Geschichtenerzähler 2.0

Produktionsagenturen, wie die von Philip Grabow und Sebastian BaRtetzko, sind die heimlichen Gewinner des Multichannel- und OTT-Zeitalters. Mit einem Online-First Ansatz kann das Unternehmen aus München Geschichten mit Hilfe innovativer Technologien und passend für die jeweiligen Kanäle verwirklichen und ist so stets am Puls der Zeit. So wie bei der „Emma“-VR-Produktion für HD+. MEDIEN BULLETIN war dabei und sprach mit Philip Grabow über aktuelle Projekte und neue Ideen.

Wie kam es zur Gründung der Online-Produktionsagentur Grabow & Bartetzko?

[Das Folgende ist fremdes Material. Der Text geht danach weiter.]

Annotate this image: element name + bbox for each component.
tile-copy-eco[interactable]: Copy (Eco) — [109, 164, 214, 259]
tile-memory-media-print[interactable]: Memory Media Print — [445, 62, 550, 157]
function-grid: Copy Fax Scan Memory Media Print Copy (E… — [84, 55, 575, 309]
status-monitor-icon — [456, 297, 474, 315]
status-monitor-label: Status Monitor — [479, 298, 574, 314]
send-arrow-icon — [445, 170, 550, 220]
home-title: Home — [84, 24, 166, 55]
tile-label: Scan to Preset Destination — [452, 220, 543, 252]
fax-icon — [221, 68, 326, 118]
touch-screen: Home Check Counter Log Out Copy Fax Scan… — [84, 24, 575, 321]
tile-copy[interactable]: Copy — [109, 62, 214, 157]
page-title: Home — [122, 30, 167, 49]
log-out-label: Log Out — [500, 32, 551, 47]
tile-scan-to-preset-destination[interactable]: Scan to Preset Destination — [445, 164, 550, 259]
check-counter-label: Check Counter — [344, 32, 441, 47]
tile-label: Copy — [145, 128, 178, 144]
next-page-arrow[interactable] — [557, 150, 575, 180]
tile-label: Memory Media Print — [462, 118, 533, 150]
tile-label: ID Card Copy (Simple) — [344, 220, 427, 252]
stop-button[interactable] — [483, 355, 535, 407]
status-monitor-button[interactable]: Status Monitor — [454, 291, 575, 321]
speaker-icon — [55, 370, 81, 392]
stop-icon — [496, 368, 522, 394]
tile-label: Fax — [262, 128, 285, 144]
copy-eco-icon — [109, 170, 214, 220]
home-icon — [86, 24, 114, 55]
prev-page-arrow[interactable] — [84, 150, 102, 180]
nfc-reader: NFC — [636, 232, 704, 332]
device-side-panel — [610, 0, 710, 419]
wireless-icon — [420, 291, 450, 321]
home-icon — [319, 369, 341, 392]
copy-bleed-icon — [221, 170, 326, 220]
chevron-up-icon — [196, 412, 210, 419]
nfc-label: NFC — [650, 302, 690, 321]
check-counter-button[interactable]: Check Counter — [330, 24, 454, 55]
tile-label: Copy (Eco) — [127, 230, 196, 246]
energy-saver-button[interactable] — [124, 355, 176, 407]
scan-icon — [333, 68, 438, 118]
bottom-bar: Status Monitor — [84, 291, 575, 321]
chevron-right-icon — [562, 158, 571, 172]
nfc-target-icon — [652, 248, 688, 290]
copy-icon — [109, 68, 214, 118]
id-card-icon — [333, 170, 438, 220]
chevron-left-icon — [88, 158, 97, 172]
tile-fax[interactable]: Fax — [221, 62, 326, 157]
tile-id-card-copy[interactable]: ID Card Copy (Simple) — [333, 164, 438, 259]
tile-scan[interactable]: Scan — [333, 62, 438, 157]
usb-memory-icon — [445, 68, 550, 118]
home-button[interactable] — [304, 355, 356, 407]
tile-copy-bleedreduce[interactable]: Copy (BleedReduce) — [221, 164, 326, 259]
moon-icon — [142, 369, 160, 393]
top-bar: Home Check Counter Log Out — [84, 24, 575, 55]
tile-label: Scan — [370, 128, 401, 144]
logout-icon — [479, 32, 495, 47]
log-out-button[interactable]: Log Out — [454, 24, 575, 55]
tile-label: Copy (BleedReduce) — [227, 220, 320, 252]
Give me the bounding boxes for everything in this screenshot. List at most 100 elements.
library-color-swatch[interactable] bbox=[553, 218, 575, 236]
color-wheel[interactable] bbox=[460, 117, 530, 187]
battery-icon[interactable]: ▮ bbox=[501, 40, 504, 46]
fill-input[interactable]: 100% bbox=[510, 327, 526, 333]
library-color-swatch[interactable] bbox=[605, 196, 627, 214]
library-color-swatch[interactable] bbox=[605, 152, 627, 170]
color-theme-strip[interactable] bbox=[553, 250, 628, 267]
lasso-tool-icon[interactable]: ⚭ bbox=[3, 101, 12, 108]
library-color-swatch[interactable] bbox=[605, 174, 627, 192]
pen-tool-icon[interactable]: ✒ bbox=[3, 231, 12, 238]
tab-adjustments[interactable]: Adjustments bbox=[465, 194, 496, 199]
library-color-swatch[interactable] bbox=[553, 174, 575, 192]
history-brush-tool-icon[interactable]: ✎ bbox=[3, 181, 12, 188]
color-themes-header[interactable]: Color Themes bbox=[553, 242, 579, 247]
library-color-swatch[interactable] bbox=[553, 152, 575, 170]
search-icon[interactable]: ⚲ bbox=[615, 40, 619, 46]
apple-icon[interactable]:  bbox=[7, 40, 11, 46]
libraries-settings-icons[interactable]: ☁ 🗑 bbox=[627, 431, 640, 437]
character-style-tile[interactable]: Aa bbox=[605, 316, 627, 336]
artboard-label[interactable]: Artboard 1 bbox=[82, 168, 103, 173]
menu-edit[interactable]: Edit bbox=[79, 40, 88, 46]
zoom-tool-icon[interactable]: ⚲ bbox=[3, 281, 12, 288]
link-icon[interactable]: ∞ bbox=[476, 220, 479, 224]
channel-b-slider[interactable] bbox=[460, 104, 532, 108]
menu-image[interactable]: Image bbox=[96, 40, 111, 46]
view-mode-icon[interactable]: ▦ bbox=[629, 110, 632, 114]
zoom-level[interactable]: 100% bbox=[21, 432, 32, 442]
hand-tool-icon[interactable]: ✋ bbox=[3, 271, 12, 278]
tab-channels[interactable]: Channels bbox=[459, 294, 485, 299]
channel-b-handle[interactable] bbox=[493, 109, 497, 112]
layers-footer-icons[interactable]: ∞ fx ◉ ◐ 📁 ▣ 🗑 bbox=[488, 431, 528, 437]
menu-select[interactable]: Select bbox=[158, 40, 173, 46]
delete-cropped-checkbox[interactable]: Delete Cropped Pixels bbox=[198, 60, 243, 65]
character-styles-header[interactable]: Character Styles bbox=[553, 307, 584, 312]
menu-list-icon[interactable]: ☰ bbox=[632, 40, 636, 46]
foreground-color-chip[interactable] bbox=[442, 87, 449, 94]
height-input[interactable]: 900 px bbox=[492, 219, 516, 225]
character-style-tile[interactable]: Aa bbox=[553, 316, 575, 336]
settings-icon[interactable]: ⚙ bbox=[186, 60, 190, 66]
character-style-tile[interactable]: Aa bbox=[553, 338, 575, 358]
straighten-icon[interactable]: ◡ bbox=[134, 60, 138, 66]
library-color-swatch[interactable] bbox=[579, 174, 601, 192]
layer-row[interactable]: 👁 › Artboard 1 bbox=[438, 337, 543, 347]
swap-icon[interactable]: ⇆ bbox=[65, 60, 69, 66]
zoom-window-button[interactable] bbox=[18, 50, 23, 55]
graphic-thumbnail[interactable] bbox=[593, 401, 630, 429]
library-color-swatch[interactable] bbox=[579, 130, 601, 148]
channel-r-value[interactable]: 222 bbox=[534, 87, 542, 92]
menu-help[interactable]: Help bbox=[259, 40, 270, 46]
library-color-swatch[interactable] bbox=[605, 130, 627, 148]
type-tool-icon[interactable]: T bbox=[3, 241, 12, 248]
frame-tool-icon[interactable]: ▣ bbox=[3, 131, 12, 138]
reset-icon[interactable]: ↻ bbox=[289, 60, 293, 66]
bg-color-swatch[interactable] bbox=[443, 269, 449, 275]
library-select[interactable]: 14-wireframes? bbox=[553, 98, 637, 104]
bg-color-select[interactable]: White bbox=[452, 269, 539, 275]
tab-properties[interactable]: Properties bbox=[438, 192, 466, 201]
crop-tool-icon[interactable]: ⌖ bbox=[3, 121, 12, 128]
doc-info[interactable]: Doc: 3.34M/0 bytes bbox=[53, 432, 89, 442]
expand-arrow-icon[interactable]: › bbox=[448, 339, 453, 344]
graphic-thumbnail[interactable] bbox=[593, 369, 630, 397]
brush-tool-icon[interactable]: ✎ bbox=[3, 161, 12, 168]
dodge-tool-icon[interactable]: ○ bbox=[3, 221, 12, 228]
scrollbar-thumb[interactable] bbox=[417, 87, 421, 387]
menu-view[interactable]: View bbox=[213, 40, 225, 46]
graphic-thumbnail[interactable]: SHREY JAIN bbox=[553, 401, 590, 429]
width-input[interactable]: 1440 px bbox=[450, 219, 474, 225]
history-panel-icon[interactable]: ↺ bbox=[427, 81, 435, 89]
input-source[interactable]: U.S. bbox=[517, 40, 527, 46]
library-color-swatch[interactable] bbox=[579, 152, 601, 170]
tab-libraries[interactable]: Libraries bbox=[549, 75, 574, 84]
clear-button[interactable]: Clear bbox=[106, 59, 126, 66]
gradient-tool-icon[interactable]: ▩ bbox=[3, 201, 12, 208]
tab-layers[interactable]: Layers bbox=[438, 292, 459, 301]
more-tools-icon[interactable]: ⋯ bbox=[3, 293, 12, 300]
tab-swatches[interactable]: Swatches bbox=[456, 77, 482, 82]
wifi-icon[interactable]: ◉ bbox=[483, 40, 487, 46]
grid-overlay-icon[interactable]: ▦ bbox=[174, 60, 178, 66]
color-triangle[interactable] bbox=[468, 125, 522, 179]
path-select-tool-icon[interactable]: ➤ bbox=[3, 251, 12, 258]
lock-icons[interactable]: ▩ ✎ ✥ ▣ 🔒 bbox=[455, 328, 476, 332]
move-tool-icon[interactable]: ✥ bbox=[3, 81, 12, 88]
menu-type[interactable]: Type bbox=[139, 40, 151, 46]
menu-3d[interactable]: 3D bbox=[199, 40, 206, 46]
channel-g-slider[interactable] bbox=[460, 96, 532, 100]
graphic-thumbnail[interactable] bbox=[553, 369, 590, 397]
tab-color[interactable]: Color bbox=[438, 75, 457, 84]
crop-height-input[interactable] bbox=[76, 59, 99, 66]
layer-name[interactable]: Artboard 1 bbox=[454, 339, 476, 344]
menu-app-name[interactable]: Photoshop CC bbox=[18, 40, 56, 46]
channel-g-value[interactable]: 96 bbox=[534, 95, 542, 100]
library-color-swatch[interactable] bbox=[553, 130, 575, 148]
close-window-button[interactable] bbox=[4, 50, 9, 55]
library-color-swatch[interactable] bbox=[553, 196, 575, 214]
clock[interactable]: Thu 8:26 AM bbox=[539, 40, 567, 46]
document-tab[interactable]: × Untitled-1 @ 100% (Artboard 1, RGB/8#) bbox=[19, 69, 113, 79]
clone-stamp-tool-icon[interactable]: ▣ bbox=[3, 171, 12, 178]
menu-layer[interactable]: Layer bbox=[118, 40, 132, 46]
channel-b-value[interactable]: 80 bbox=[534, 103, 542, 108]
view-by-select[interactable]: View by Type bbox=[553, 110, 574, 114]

Ich habe meinen Geschäftspartner Sebastian Bartetzko an der Filmhochschule in München kennengelernt. Unser Hintergrund ist also eher die klassische Film- und Fernsehproduktion. Aber durch erste Projekte während des Studiums sind wir dann direkt in die Werbe- und Marketing-Richtung gegangen und haben 2008 schließlich den Schritt in die Selbstständigkeit getan. Das Leistungsspektrum der Firma hat sich nach und nach durch die Arbeit mit Fernsehsendern, Marken und Werbeagenturen ergeben. Grundsätzlich haben wir aber nie die klassischen Fernsehspots produziert, sondern haben uns von Anfang an für das Medium Online entschieden. 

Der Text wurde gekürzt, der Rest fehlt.